The European markets have received a largely positive handover from Asia, helped by news that China’s exports grew much more strongly than expected in June, indicating a recovery in global demand as vaccination programs reopened economies around the world.
Exports in dollar terms rose 32.2% in June from a year earlier, compared with 27.9% growth in May, and much stronger than the forecast increase of around 23%.
However, a lot of the focus Tuesday will be stateside as quarterly earnings reports are due this week from a number of major U.S. banks, including Goldman Sachs (NYSE:GS) and JPMorgan (NYSE:JPM) later in the session. These numbers could be used as a gauge of the health of the economy as it reopens.

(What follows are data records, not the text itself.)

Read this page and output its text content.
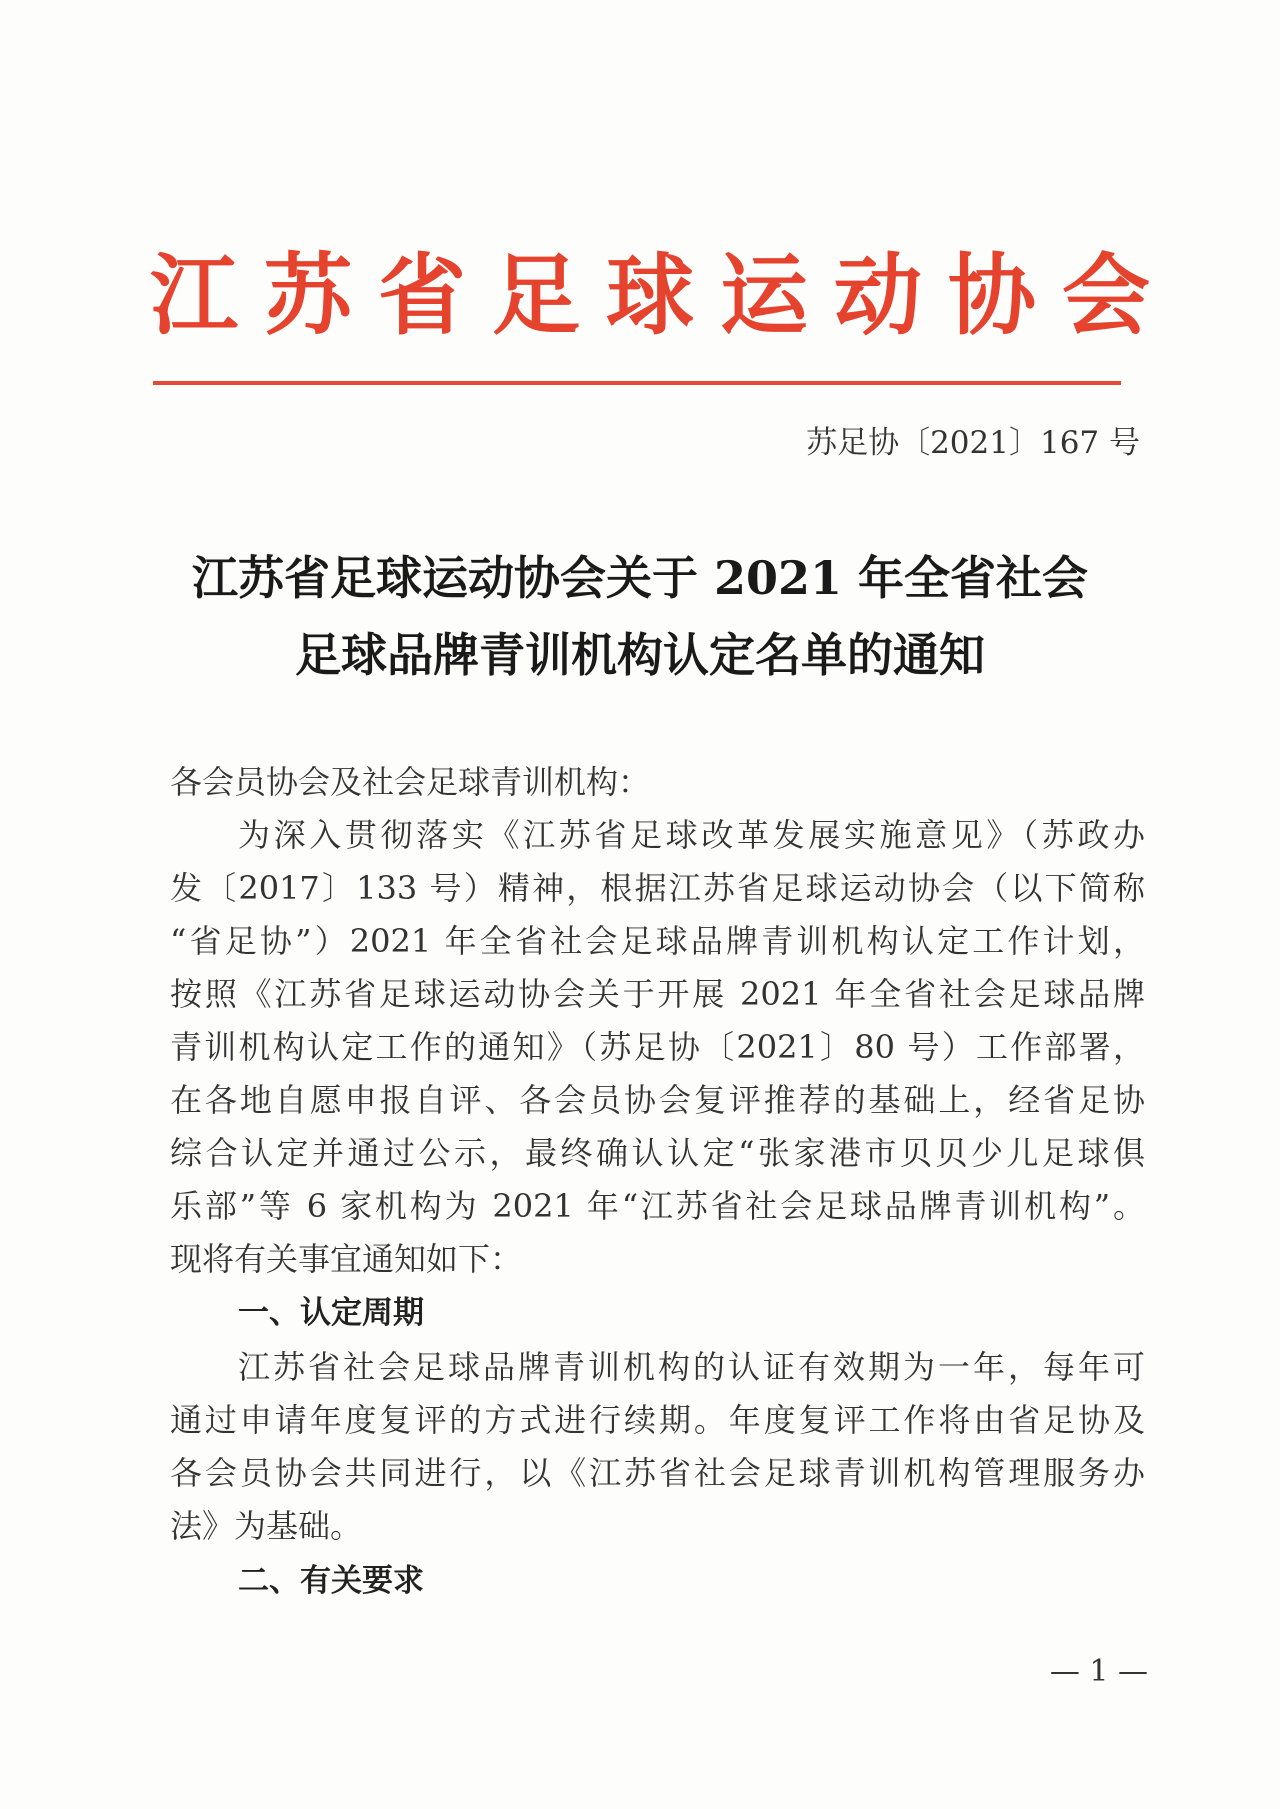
江苏省足球运动协会
苏足协〔2021〕167 号
江苏省足球运动协会关于 2021 年全省社会
足球品牌青训机构认定名单的通知
各会员协会及社会足球青训机构：
为深入贯彻落实《江苏省足球改革发展实施意见》（苏政办
发〔2017〕133 号）精神，根据江苏省足球运动协会（以下简称
“省足协”）2021 年全省社会足球品牌青训机构认定工作计划，
按照《江苏省足球运动协会关于开展 2021 年全省社会足球品牌
青训机构认定工作的通知》（苏足协〔2021〕80 号）工作部署，
在各地自愿申报自评、各会员协会复评推荐的基础上，经省足协
综合认定并通过公示，最终确认认定“张家港市贝贝少儿足球俱
乐部”等 6 家机构为 2021 年“江苏省社会足球品牌青训机构”。
现将有关事宜通知如下：
一、认定周期
江苏省社会足球品牌青训机构的认证有效期为一年，每年可
通过申请年度复评的方式进行续期。年度复评工作将由省足协及
各会员协会共同进行，以《江苏省社会足球青训机构管理服务办
法》为基础。
二、有关要求
— 1 —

In Europe, banks were in the news for the wrong reasons as Moody’s (NYSE:MCO) Investor Service cut the main debt rating of Credit Suisse (SIX:CSGN) to A1 from Aa3 in the wake of its problems with Greensill Capital and the collapsed hedge fund Archegos.
Elsewhere, German consumer inflation rose 0.4% on the month in June, a rise of 2.3% on the year, falling from 2.5% in May, and a far cry from the 5.0% level seen in the U.S. in May.

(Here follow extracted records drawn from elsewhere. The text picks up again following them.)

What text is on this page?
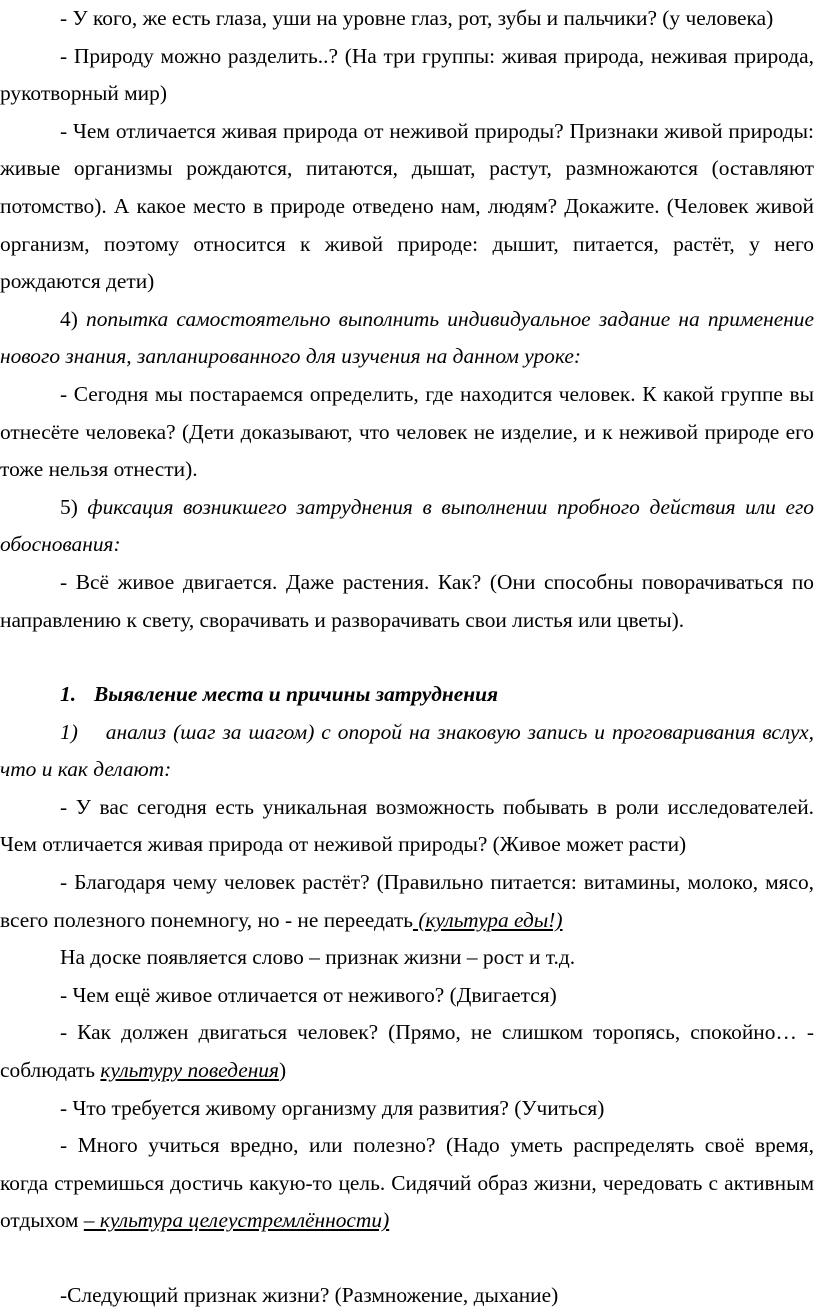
- У кого, же есть глаза, уши на уровне глаз, рот, зубы и пальчики? (у человека)

- Природу можно разделить..? (На три группы: живая природа, неживая природа, рукотворный мир)

- Чем отличается живая природа от неживой природы? Признаки живой природы: живые организмы рождаются, питаются, дышат, растут, размножаются (оставляют потомство). А какое место в природе отведено нам, людям? Докажите. (Человек живой организм, поэтому относится к живой природе: дышит, питается, растёт, у него рождаются дети)

4) попытка самостоятельно выполнить индивидуальное задание на применение нового знания, запланированного для изучения на данном уроке:

- Сегодня мы постараемся определить, где находится человек. К какой группе вы отнесёте человека? (Дети доказывают, что человек не изделие, и к неживой природе его тоже нельзя отнести).

5) фиксация возникшего затруднения в выполнении пробного действия или его обоснования:

- Всё живое двигается. Даже растения. Как? (Они способны поворачиваться по направлению к свету, сворачивать и разворачивать свои листья или цветы).

1. Выявление места и причины затруднения

1)    анализ (шаг за шагом) с опорой на знаковую запись и проговаривания вслух, что и как делают:

- У вас сегодня есть уникальная возможность побывать в роли исследователей. Чем отличается живая природа от неживой природы? (Живое может расти)

- Благодаря чему человек растёт? (Правильно питается: витамины, молоко, мясо, всего полезного понемногу, но - не переедать (культура еды!)

На доске появляется слово – признак жизни – рост и т.д.

- Чем ещё живое отличается от неживого? (Двигается)

- Как должен двигаться человек? (Прямо, не слишком торопясь, спокойно… - соблюдать культуру поведения)

- Что требуется живому организму для развития? (Учиться)

- Много учиться вредно, или полезно? (Надо уметь распределять своё время, когда стремишься достичь какую-то цель. Сидячий образ жизни, чередовать с активным отдыхом – культура целеустремлённости)

-Следующий признак жизни? (Размножение, дыхание)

An update on this U.S. inflation data is due later Tuesday and will be in particular focus as investors try to gauge whether recent price pressures in the world’s largest economy persist.

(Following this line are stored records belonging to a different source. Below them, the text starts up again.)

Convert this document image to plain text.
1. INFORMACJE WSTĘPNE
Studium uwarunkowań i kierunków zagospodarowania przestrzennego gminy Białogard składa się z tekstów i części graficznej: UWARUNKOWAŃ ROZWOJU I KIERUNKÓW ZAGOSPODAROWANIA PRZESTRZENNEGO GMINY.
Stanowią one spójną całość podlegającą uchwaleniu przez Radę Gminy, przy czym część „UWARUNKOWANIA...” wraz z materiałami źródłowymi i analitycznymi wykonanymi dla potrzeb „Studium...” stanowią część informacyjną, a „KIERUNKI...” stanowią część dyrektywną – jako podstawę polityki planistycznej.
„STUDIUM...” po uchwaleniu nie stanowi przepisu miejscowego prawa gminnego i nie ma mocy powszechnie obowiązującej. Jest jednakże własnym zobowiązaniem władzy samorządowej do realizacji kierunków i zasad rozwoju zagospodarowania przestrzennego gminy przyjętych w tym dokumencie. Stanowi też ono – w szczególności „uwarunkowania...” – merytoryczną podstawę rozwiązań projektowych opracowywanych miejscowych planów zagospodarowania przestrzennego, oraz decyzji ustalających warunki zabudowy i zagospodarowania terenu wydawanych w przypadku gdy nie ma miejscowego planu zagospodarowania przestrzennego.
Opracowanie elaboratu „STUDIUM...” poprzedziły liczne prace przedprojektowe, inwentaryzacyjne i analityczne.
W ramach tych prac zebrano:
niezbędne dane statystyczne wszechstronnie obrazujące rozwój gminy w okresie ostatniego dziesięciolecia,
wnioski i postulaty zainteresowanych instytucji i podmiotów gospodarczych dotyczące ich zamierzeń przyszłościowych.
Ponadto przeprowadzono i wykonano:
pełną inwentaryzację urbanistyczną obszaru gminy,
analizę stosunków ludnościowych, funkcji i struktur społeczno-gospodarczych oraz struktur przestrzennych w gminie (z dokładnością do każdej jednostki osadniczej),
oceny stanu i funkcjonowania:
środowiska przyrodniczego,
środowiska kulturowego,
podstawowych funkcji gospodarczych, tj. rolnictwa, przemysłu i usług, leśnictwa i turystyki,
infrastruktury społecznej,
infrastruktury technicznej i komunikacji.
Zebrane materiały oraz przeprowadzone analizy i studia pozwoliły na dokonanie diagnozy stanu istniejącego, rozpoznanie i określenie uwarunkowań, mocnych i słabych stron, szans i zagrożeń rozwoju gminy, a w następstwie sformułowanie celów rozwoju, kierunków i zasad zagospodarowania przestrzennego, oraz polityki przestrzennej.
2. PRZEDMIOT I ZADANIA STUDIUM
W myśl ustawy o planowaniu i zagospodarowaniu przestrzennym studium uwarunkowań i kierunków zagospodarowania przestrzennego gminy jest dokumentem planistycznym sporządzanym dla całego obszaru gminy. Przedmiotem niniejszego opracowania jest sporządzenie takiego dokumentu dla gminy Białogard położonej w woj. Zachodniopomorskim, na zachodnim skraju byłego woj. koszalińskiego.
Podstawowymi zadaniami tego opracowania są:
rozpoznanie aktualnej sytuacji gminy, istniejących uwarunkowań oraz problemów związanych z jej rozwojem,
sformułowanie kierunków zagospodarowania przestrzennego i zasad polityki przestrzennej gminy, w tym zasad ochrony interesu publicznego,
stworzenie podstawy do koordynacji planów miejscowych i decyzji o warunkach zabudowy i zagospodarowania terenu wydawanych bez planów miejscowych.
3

In Covid-19 news, the number of hospitalizations are rising in some parts of the world, mostly where vaccination rates are low and driven by the highly contagious delta variant, according to comments from the World Health Organization on Monday. However, most fully vaccinated people who get delta infections are asymptomatic.
Elsewhere, oil prices pushed higher Tuesday, helped by the expectation of a further drop in U.S. crude inventories as demand picks up in the world’s largest consumer.
The American Petroleum Institute is scheduled to release its crude oil supply data later in the session and inventories are expected to drop for an eighth consecutive week. They fell to the lowest since February 2020 in the week to July 2.
U.S. crude futures traded 0.3% higher at $74.32 a barrel, while the Brent contract rose 0.2% to $75.34.